Sunday, March 1, 2009

Keep on Neggin' in the Free World

Harking back to the debate about negative reviewing that started on Squandermania and spilled on to other blogs, the full text of Jason Guriel's review (the opening of which sparked the discussion) is now up at Poetry. Really not all that controversial, but some interesting discussion follows it. I particularly like the point made by one commenter about short reviews vs. long reviews. As someone who has written, and continues to write, both, I know exactly what he's talking about. You really have to boil things down in a short review; there's no space for nuanced contemplation and not much potential for bona fide literary criticism. The short form has its satisfactions, but often frustrates me, particularly when it comes to books about which I feel ambivalent. A longer review gives me the chance to work out and explain (to myself, as well as to readers of the review) my mixed feelings, whereas a short review of the same book can come off sounding equivocally tepid or, worse I think, can lean more in one direction than the reviewer actually wants it to.* Some books I just like so much that I want to quote more and really get into what makes them hum. Canadian Notes & Queries continues to be a haven for the 2000+ word review. I have no interest in publishing brief reviews and am usually disappointed if a reviewer hands in a perfunctory 7 or 800 words. Even in 2000 worders, I find I'm often prompting the reviewer to expand on one point or another. But, given that we have a payment ceiling, I can't really blame reviewers for not wanting to go deep. Vita brevis and all that.

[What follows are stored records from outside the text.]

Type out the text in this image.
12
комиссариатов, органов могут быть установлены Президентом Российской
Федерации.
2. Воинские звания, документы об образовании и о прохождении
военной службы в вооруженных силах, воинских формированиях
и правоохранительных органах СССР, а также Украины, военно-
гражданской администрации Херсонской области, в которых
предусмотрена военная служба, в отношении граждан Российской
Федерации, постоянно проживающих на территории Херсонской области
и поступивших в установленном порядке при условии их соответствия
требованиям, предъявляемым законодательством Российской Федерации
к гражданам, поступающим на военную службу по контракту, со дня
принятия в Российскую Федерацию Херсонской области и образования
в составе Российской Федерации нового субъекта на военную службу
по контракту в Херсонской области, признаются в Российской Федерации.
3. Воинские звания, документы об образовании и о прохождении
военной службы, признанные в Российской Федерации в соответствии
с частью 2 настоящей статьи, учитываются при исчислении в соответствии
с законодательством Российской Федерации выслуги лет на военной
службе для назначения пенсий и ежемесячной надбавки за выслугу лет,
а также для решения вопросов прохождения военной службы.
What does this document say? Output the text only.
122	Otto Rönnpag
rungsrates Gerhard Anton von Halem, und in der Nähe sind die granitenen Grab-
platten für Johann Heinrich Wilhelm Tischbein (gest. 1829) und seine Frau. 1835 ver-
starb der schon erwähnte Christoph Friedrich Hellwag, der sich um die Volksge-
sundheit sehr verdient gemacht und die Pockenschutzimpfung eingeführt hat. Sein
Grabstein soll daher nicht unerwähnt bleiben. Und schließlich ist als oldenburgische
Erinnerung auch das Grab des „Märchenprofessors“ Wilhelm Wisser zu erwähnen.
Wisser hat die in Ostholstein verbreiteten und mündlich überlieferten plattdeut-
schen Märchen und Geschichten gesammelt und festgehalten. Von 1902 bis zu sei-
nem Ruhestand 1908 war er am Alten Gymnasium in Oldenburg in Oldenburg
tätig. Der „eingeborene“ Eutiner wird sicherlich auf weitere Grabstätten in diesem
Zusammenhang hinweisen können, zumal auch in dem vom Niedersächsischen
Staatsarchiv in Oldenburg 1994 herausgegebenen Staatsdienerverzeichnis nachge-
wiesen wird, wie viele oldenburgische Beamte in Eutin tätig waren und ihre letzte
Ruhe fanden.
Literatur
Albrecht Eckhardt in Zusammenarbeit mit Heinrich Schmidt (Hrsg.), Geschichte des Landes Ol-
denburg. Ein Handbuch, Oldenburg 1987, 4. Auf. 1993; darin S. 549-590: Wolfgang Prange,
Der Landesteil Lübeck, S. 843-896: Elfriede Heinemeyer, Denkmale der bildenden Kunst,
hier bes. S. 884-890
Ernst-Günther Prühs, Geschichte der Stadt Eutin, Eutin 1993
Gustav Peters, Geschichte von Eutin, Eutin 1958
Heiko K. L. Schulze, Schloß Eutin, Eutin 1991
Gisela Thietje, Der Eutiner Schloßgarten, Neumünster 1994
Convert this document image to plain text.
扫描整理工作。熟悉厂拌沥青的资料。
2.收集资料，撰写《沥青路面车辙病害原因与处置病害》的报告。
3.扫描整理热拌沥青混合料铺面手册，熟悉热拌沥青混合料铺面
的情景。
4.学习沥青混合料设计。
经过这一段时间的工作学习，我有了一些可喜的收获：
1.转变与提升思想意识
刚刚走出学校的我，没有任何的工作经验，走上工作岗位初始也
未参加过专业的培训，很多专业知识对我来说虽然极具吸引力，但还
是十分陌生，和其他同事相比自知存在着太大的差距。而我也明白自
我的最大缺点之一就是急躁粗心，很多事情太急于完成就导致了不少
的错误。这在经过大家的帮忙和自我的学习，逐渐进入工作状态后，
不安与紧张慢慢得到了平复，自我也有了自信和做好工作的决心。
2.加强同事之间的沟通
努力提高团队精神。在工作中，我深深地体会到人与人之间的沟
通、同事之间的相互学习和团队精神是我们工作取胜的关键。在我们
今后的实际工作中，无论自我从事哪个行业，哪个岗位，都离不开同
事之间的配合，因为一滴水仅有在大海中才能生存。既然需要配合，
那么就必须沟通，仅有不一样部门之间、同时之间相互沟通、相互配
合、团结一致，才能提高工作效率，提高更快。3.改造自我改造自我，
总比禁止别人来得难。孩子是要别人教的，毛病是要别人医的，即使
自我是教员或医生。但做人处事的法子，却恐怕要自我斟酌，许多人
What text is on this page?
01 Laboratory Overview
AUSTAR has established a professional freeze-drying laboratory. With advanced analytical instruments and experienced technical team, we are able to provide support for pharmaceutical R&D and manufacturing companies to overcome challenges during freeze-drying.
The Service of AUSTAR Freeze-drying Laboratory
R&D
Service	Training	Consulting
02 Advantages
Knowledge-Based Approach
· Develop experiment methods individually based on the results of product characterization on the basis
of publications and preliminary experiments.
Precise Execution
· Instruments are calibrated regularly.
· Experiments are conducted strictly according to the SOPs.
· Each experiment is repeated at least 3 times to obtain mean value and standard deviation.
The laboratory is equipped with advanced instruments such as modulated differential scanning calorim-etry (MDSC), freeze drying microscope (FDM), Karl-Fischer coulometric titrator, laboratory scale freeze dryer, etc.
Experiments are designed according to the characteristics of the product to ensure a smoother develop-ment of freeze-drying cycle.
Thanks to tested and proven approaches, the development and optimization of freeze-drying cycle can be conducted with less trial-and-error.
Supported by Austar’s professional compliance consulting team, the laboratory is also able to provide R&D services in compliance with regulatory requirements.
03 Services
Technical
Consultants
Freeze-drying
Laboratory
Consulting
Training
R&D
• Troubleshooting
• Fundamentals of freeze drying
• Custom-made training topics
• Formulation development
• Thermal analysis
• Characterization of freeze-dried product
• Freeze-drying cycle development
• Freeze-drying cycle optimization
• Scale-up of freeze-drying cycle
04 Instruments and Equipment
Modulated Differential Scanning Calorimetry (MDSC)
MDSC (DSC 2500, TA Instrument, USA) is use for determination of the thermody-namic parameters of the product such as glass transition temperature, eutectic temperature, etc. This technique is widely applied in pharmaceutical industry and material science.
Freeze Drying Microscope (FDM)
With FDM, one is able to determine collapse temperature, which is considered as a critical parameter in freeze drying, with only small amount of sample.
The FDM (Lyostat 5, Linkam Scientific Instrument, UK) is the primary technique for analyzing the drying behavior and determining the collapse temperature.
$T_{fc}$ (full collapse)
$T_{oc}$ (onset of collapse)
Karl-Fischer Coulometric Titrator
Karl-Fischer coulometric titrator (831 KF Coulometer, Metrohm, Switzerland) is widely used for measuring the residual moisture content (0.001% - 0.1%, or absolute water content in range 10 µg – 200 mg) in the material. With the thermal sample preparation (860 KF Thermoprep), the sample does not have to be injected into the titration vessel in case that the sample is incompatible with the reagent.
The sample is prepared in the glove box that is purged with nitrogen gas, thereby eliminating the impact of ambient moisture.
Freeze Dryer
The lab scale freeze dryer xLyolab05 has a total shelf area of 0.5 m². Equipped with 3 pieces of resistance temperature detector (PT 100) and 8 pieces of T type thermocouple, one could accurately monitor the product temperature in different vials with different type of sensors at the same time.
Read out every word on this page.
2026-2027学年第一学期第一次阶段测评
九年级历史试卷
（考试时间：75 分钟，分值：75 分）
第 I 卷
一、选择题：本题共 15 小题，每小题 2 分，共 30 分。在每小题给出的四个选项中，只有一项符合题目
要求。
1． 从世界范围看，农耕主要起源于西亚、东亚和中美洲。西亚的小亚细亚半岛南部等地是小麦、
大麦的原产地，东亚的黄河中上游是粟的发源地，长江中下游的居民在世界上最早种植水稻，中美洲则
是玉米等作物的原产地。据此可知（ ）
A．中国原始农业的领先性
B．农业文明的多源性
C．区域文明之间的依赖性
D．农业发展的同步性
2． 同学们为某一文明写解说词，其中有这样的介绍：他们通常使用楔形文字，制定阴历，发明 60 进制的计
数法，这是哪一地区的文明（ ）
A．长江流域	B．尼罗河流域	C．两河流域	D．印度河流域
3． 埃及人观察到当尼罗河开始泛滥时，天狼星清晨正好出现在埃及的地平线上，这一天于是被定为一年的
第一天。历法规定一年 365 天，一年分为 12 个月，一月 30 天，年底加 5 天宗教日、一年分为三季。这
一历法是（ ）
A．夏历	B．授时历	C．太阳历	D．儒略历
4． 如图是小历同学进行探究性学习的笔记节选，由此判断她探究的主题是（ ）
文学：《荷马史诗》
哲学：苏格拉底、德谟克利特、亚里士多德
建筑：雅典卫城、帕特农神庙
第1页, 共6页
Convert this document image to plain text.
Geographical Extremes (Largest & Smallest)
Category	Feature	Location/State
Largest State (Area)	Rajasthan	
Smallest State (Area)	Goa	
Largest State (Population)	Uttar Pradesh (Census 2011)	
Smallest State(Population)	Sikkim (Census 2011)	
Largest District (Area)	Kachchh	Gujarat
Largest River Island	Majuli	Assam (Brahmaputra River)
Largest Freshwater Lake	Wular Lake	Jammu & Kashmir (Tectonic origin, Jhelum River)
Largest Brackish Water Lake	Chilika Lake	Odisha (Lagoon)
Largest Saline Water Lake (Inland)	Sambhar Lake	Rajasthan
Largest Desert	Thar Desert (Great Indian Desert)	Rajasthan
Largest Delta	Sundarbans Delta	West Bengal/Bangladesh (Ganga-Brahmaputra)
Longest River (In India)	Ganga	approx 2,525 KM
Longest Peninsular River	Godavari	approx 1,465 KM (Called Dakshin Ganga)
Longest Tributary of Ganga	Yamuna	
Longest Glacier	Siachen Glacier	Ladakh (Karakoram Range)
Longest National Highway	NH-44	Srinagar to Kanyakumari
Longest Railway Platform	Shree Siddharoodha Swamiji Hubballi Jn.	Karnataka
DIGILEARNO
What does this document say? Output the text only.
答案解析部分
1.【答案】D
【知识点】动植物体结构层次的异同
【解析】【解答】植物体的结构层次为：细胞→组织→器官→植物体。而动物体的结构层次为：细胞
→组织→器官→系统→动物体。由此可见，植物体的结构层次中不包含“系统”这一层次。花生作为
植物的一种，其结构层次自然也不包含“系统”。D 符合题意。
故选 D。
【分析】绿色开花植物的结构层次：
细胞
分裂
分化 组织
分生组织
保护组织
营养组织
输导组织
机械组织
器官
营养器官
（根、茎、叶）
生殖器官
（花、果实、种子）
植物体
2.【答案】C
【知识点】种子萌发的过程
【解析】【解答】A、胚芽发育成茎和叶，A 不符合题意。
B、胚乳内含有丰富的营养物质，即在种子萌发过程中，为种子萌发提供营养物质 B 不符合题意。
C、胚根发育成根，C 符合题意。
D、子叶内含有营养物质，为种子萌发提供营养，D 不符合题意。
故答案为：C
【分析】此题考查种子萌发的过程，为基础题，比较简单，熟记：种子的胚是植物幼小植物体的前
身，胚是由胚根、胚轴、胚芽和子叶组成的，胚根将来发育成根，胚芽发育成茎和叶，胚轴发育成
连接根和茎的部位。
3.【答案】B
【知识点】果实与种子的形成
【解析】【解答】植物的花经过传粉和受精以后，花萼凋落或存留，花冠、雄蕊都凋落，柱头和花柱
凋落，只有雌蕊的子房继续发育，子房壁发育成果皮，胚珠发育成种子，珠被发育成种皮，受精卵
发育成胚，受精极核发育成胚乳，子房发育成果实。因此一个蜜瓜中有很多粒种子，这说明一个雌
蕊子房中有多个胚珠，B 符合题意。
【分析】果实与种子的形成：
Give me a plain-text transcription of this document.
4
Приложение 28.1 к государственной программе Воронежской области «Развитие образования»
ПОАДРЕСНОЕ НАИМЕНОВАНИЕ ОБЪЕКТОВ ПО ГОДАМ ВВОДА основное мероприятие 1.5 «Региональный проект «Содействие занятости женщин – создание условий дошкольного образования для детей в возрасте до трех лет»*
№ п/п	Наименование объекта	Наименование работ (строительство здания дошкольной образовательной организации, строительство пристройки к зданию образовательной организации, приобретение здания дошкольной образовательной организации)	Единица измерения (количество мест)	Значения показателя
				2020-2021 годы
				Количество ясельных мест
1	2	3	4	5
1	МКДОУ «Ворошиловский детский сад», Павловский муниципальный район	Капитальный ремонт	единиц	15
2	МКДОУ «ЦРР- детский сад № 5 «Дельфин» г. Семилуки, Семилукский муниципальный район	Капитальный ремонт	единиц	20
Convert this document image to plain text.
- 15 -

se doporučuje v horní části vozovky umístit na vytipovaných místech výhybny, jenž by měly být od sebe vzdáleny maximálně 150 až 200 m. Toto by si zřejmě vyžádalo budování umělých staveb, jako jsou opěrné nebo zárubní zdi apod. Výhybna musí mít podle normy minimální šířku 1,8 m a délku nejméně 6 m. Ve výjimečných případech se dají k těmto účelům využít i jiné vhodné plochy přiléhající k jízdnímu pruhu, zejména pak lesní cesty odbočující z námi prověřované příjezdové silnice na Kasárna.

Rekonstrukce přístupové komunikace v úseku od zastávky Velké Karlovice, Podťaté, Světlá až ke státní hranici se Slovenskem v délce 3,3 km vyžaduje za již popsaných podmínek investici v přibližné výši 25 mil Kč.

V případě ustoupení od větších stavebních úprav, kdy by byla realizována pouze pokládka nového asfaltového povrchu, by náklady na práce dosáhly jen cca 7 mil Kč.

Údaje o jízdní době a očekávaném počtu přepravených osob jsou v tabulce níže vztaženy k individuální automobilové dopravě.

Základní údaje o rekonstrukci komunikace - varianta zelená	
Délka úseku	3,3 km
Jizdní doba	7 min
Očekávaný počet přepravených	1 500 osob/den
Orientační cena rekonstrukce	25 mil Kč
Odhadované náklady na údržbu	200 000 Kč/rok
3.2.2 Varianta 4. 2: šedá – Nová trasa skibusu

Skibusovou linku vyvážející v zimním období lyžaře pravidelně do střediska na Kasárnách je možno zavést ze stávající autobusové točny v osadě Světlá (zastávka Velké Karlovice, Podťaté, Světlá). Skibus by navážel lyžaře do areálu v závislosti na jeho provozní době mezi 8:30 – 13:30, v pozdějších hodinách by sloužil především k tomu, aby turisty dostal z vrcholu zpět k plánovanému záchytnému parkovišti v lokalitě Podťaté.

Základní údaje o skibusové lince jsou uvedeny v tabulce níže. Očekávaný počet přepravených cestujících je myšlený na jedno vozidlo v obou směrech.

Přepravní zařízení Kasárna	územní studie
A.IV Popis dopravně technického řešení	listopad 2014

*An illuminating contrast from my own work is my 350 word review of Peter Sanger's Aiken Drum vs. the 9000 word essay I wrote on his work. The former was written in the midst of the latter, and was I think unduly influenced by it. At any rate, I think the short review dwelt more on the faults of the book than it should have, given the scope of the review. Not that I disagree with what I said, just that I didn't adequately represent the range of what I thought of the book, which made the praise at the end seem perfunctory.